藍より青し〜縁〜 第12話「絆〜きずな〜」

映画芸術とは時間芸術である」という名言を吐いたのは、かの高畑勲である。「藍青〜縁〜」最終話では、その高畑勲の名言を思い起こしてしまうように、繊細で美しい時間が流れていた。アメリカにいる時にティナが剣玉をしている間延びした時間も、ティナや桜庭館の空虚な気持ちを見事に表現していた。また、Bパート直後、「ティナ、屋根の上でひなたぼっこ」→「管理人さん、屋根から足を踏み外し落ちそうになる」、という緩和から緊張への流れ、そしてそのまま再び緩和に戻っていく展開も、実に見事であった。

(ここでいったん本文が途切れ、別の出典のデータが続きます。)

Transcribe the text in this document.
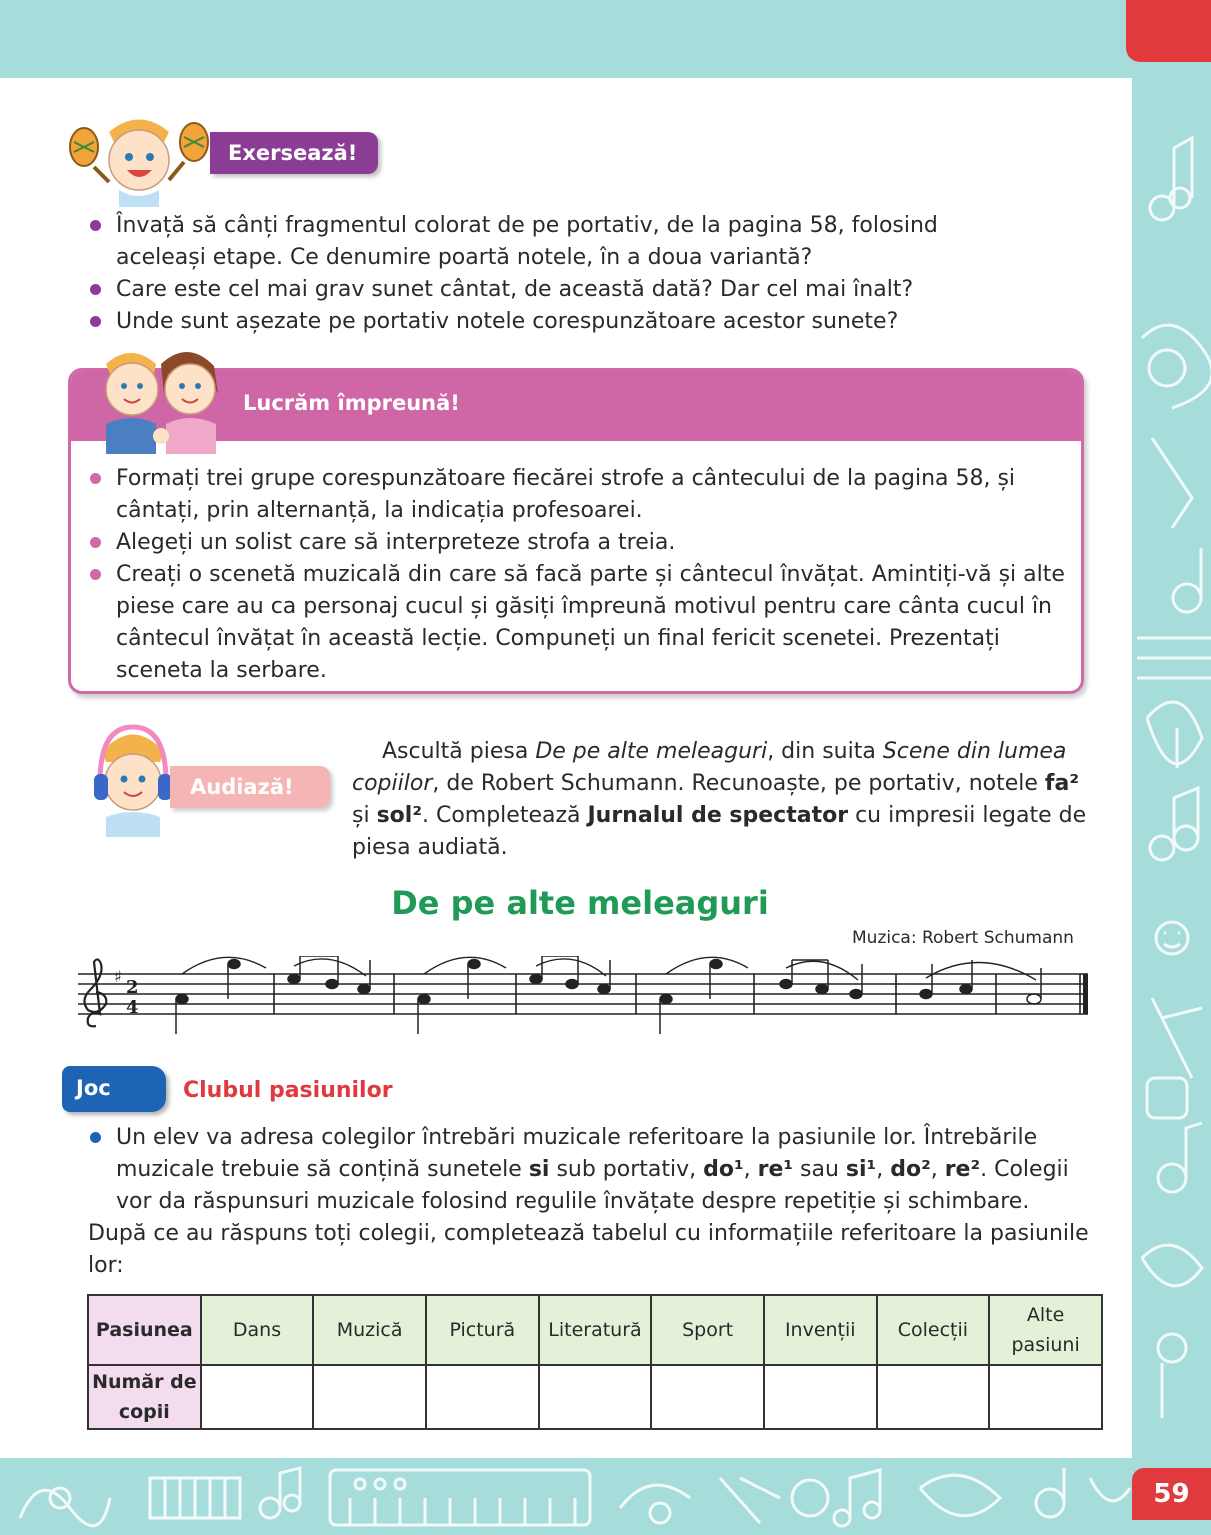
59
Exersează!
Învață să cânți fragmentul colorat de pe portativ, de la pagina 58, folosind aceleași etape. Ce denumire poartă notele, în a doua variantă?
Care este cel mai grav sunet cântat, de această dată? Dar cel mai înalt?
Unde sunt așezate pe portativ notele corespunzătoare acestor sunete?
Lucrăm împreună!
Formați trei grupe corespunzătoare fiecărei strofe a cântecului de la pagina 58, și cântați, prin alternanță, la indicația profesoarei.
Alegeți un solist care să interpreteze strofa a treia.
Creați o scenetă muzicală din care să facă parte și cântecul învățat. Amintiți-vă și alte piese care au ca personaj cucul și găsiți împreună motivul pentru care cânta cucul în cântecul învățat în această lecție. Compuneți un final fericit scenetei. Prezentați sceneta la serbare.
Audiază!

Ascultă piesa De pe alte meleaguri, din suita Scene din lumea copiilor, de Robert Schumann. Recunoaște, pe portativ, notele fa² și sol². Completează Jurnalul de spectator cu impresii legate de piesa audiată.

De pe alte meleaguri
Muzica: Robert Schumann
♯
2
4
Joc	Clubul pasiunilor
Un elev va adresa colegilor întrebări muzicale referitoare la pasiunile lor. Întrebările muzicale trebuie să conțină sunetele si sub portativ, do¹, re¹ sau si¹, do², re². Colegii vor da răspunsuri muzicale folosind regulile învățate despre repetiție și schimbare.

După ce au răspuns toți colegii, completează tabelul cu informațiile referitoare la pasiunile lor:

Pasiunea	Dans	Muzică	Pictură	Literatură	Sport	Invenții	Colecții	Alte pasiuni
Număr de copii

余りの時間の美しさについつい気付くのを忘れてしまうのだけれども、よく見ると、緻密な時間配分がなされているのが分かる。

今回の話も、「だからどーした」と言ってしまえばそれまでの、「何にも起こらない話」であった。だが、「何にも起こらない」にも関わらず、その面白さ・美しさに20数分間を一瞬たりとも眼を離せなくなってしまっていた。本作品の面白さは、スタッフが先の高畑勲の名言をきちんと理解していたからこそ、可能なことであったろう。当初は全く期待していなかったのだが、本当に素晴らしいシリーズであったと思う。

あー、ティナの袴姿に萌えて、もうどうにも困ってしまったことは付け加えておかなければ。それと、集合写真(ラストカットではなく、ティナの部屋にあったもの)には、繭っちの姿は映ってないのな。繭っちはティナのことをあれだけ心配していたというのにね。